People all over the world are desperate for back pain relief and to often back pain drugs fail to do the job. And we are talking about things like steroids and other drugs with harmful side effects as well. Steroids do better but not good enough.
Recently Johns Hopkins led a study that they reported in their JHU Gazette
Back Pain Drugs Fail To Do The Job
Despite the great promise that injecting a new type of anti-inflammatory pain medicine into the spine could relieve the severe leg and lower back pain of sciatica, a Johns Hopkins–led study has found that the current standard of care with steroid injections still does better.
Etanercept, sold under the brand name Enbrel, is a genetically engineered small-protein drug known as a tumor necrosis factor, or TNF, inhibitor. Currently, it is used to treat rheumatoid arthritis and other autoimmune disorders in which the immune system attacks healthy tissue causing pain, swelling and damage. The drug blocks TNF, a naturally produced substance that causes inflammation.
A team led by Steven P. Cohen, an associate professor of anesthesiology and critical care medicine at the Johns Hopkins University School of Medicine, conducted a blinded, placebo-controlled study, providing epidural injections of either 60 milligrams of a steroid, 4 milligrams of etanercept or 2 milliliters of saline to 84 adult patients with sciatica. One month after the second of two injections, the patients on steroids reported less pain and less disability than those in the other two groups. The study is published in the April 17 issue of the Annals of Internal Medicine.
Cohen says that studies with etanercept grew out of efforts to prevent or limit the pain that commonly comes from a herniated disc pressing on a nerve root in the lower back or neck. Steroids work, he says, but they are not without drawbacks, including mixed and only temporary results in relieving pain, and the potential for catastrophic complications. Pain experts have long been working to try to find an alternative treatment that is safe and reliable, he notes.
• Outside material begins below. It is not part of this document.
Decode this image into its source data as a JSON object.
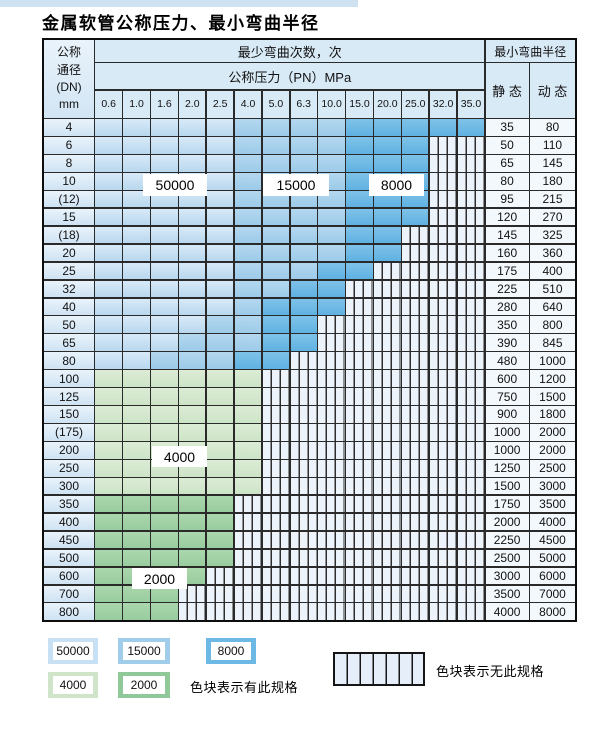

“People are desperate for a safer, more effective drug,” Cohen said. “This new treatment shows a lot of promise, but at least in the doses we gave it—the dose known to be safe—steroids still work better. And in those lower doses, etanercept may not be the drug everyone’s hoping it is. There’s still a lot more work to be done.”
Click to read more about how back pain drugs fail
The interesting and missing aspect of this study is anything that reduces or eliminates back pain safely without any harmful side effects and permanent. If seems that Dr. Cohen is missing the real point when he says “People are desperate for a safer, more effective drug.” It only shows you where the mindset is off. People are not desperate for a safer or more effective drug, they are desperate for pain relief and would really prefer pain elimination.
Here is something I sent in to John Hopkins…
Hello,
I really respect the work that Johns Hopkins does to try to elevate pain and help people get healthy. I wasn’t surprise by the statement from Dr. Cohen, “The effects of steroids didn’t last.” I’m not sure but I wonder if you could get a study funded that combined pharmaceutics and a holistic health procedure such as energy psychology and test it against just the pharmaceutics. I would suspect that the percentages that all seemed low (less than 40%) in the reported study would raise significantly.
To Your Best,
Houston
Dr. Vetter – DocResults
Yes back pain drugs fail to do the job so badly that we now have a major epidemic of back pain suffers so much so they it has been divided into different categories, back pain, chronic back pain, lower back pain, sciatica back pain, upper back pain, etc. All because of the failure of combining complimentary medicine like energy medicine and energy psychology and other alternatives in with the drug regiments.